RICHARD ARMITAGE became a warrior dwarf only after a wizard bowed down to him.
Armitage plays Thorin Oakenshield in "The Hobbit: An Unexpected Journey," out this weekend. Armitage is in a tough spot as an actor. Not only is he relatively unknown in the States, but he is also must introduce a whole new character into a world already familiar to moviegoers who flocked to the original "Lord of the Rings" trilogy.
But there were on-set obstacles as well. Thorin is the fearless leader of a pack of dwarfs, along with Gandalf the Grey (Ian McKellen) and Bilbo Baggins (Martin Freeman), looking to reclaim their homeland. If Armitage's fellow dwarfs didn't respect him, how could the audience?
Making matters worse: Armitage describes himself as a shy guy, one who likes to keep his head down and do his job. Not a leader of men, let alone dwarfs.
"The first day we're filming, I walked through the door and I'm thinking, 'No one believes me. No one thinks I'm good enough,' " Armitage told the Daily News.
But then the stately McKellen gave Armitage a bow.
"He just gave me my character because he was acknowledging, as [author J.R.R.] Tolkien describes the great Thorin Oakenshield, this legendary warrior that has earned his respect. From that point on, I didn't need to do anything else because he did it in front of all of the dwarfs," Armitage said.
While Armitage embodies Thorin's wizened warrior vibe, the characters from the book and film differ in one major way: Armitage, at 41, is considerably younger than the Thorin of the book, who is an older dwarf by the time "The Hobbit" takes place. At a news conference, "The Hobbit" director Peter Jackson revealed that Armitage was the youngest actor to audition for the part.
Armitage had no idea.
But he also said that age didn't matter. As a dwarf prince exiled with his people from his homeland by the terrifying dragon Smaug, Armitage said that Thorin had experienced "a holocaust," and his numerical age meant nothing. It was the horrors that Thorin experienced that matter.
Armitage saw parallels of Thorin's story to that of Tolkien, who saw many of his close friends killed during World War I. "That idea of the very English cozy life being disrupted, when normal people are called upon to go to war and face that fear that they might not come back, and they didn't. That's a huge trauma to live through," Armitage said. "Our generation hasn't experienced that. we're not drafted into the army, you volunteer for it."

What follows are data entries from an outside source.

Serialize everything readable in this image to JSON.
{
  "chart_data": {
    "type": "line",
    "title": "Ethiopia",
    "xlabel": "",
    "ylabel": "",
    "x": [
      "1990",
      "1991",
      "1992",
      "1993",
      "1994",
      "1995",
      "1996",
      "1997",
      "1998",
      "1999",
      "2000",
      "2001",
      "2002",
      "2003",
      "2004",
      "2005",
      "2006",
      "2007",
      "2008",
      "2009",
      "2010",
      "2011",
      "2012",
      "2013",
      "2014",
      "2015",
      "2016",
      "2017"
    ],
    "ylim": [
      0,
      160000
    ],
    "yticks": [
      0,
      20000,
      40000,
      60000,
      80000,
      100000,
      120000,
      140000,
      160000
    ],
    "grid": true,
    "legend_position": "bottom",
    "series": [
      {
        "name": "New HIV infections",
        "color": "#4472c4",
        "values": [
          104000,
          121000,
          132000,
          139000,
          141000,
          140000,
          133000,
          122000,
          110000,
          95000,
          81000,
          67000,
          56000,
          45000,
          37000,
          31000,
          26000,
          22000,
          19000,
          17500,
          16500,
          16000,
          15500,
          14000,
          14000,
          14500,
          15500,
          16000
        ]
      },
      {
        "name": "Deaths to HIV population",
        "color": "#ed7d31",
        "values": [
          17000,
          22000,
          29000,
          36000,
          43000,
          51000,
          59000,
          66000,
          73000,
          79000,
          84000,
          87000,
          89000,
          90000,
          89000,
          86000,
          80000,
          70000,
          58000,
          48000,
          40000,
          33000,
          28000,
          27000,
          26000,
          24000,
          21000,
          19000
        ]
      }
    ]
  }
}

Armitage clearly did his homework for the part. Aside from delving into Tolkien's biography, Armitage discussed the basis of Thorin's name.

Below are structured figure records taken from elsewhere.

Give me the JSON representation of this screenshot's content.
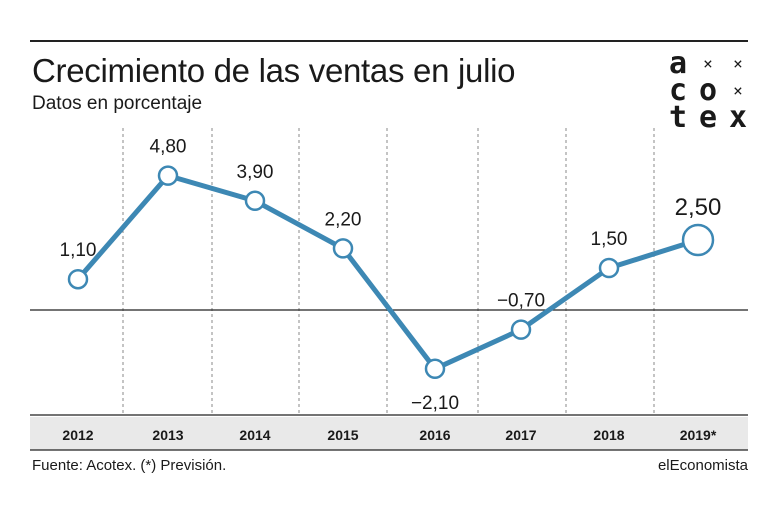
{
  "header": {
    "title": "Crecimiento de las ventas en julio",
    "subtitle": "Datos en porcentaje"
  },
  "logo": {
    "rows": [
      [
        "a",
        "×",
        "×"
      ],
      [
        "c",
        "o",
        "×"
      ],
      [
        "t",
        "e",
        "x"
      ]
    ]
  },
  "chart_data": {
    "type": "line",
    "title": "Crecimiento de las ventas en julio",
    "subtitle": "Datos en porcentaje",
    "categories": [
      "2012",
      "2013",
      "2014",
      "2015",
      "2016",
      "2017",
      "2018",
      "2019*"
    ],
    "series": [
      {
        "values": [
          1.1,
          4.8,
          3.9,
          2.2,
          -2.1,
          -0.7,
          1.5,
          2.5
        ]
      }
    ],
    "data_labels": [
      "1,10",
      "4,80",
      "3,90",
      "2,20",
      "−2,10",
      "−0,70",
      "1,50",
      "2,50"
    ],
    "highlight_last": true,
    "ylim": [
      -4.1,
      7.0
    ],
    "grid": "vertical-dashed",
    "line_color": "#3d88b4"
  },
  "footer": {
    "source": "Fuente: Acotex. (*) Previsión.",
    "credit": "elEconomista"
  }
}
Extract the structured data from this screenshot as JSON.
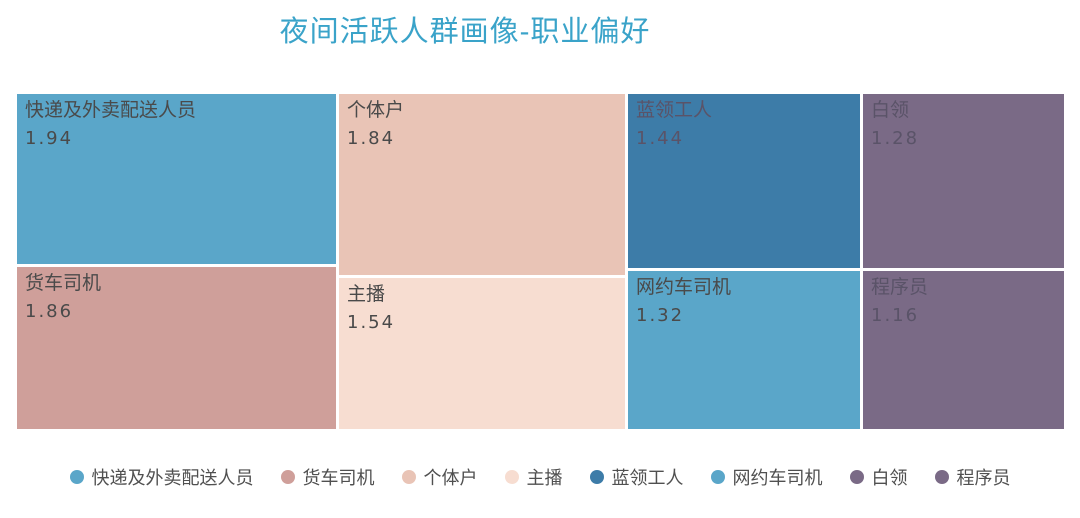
{
  "chart_data": {
    "type": "treemap",
    "title": "夜间活跃人群画像-职业偏好",
    "items": [
      {
        "name": "快递及外卖配送人员",
        "value": 1.94,
        "color": "#5aa6c9"
      },
      {
        "name": "货车司机",
        "value": 1.86,
        "color": "#cf9f9a"
      },
      {
        "name": "个体户",
        "value": 1.84,
        "color": "#e9c4b6"
      },
      {
        "name": "主播",
        "value": 1.54,
        "color": "#f7ddd1"
      },
      {
        "name": "蓝领工人",
        "value": 1.44,
        "color": "#3d7ca8"
      },
      {
        "name": "网约车司机",
        "value": 1.32,
        "color": "#5aa6c9"
      },
      {
        "name": "白领",
        "value": 1.28,
        "color": "#7a6a86"
      },
      {
        "name": "程序员",
        "value": 1.16,
        "color": "#7a6a86"
      }
    ],
    "value_labels": [
      "1.94",
      "1.86",
      "1.84",
      "1.54",
      "1.44",
      "1.32",
      "1.28",
      "1.16"
    ],
    "legend_position": "bottom"
  }
}
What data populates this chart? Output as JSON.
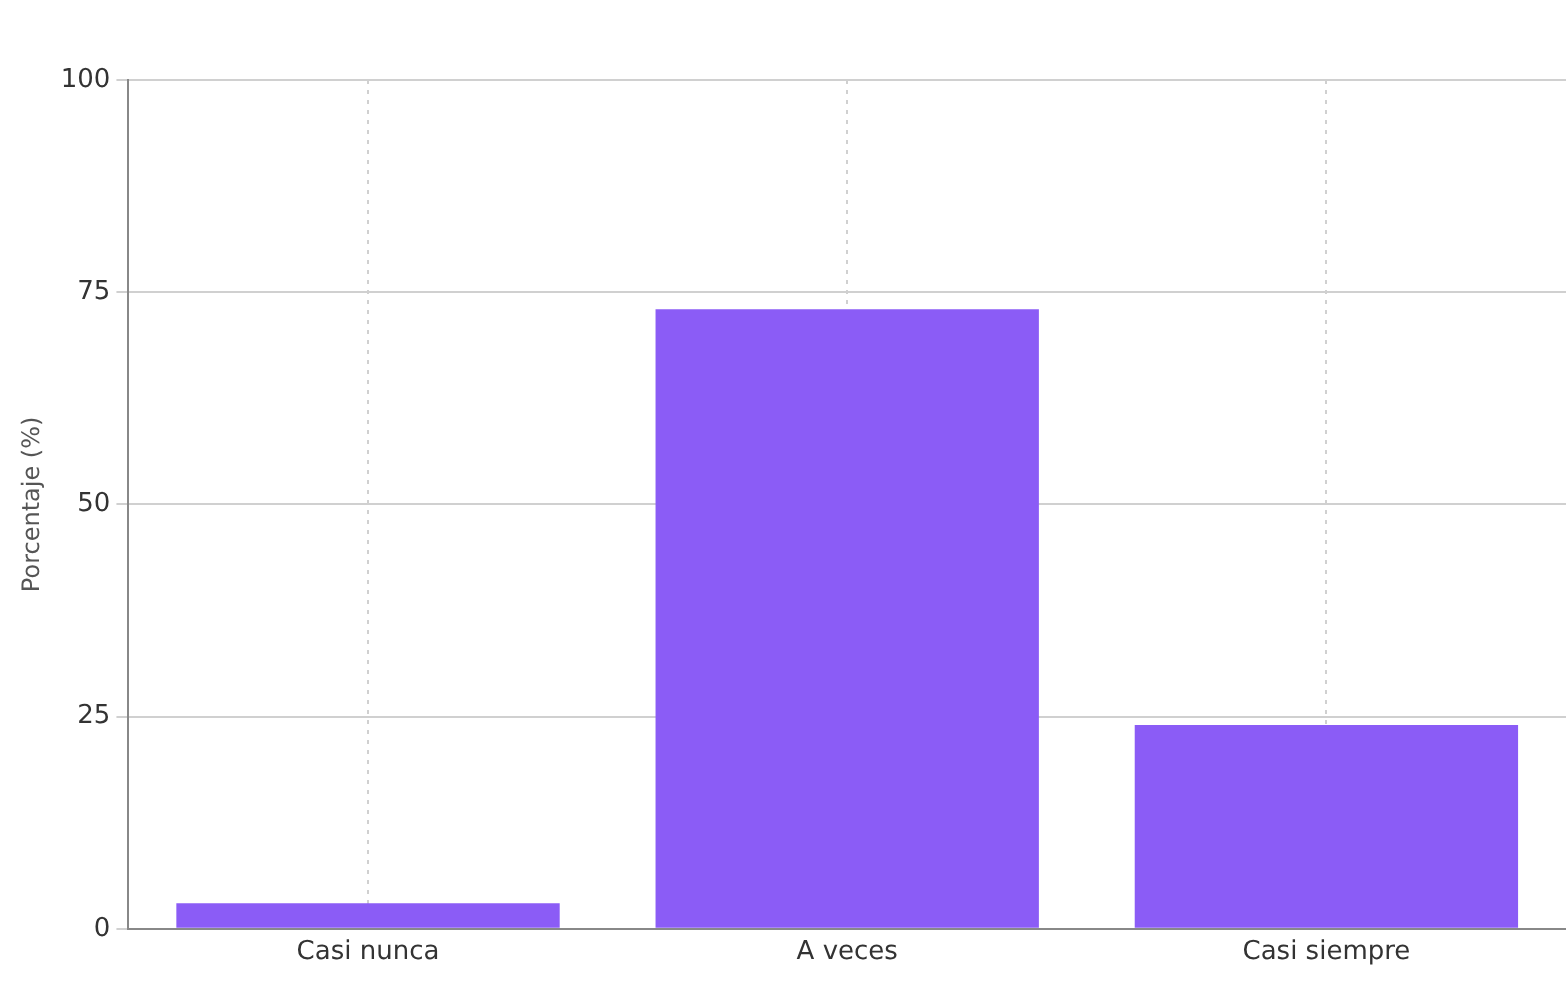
{
  "chart_data": {
    "type": "bar",
    "ylabel": "Porcentaje (%)",
    "categories": [
      "Casi nunca",
      "A veces",
      "Casi siempre"
    ],
    "values": [
      3,
      73,
      24
    ],
    "color": "#8b5cf6",
    "ylim": [
      0,
      100
    ],
    "yticks": [
      0,
      25,
      50,
      75,
      100
    ],
    "grid": true
  }
}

"The etymology of [Thorin] comes from Thor, which means thunder. But in English, it's usually a family that lives near a thorny bush. It's funny because of both of those elements live in Thorin," Armitage said. "He's sort of prickly and there's a suppressed thunder inside of him. If you think of him in those elemental terms, it's easy to play because there's a thunderclap that will erupt from him at any moment."
To prepare to play the "cantankerous old git," as Armitage referred to Thorin, he insisted on closing his eyes for the entire four hours it initially took him to put his makeup and wig on so he could truly become Thorin. After the first time, he gave up that practice, but always made sure to leave his trailer fully made up.
"I didn't want anyone to see Thorin without his fat suit and I didn't want to see Thorin without his hair," Armitage said, adding that his long tresses were made of human hair and thankfully were not that heavy. "I wanted the crew to believe he was a king. There was something majestic about that hair and I couldn't have played him without that."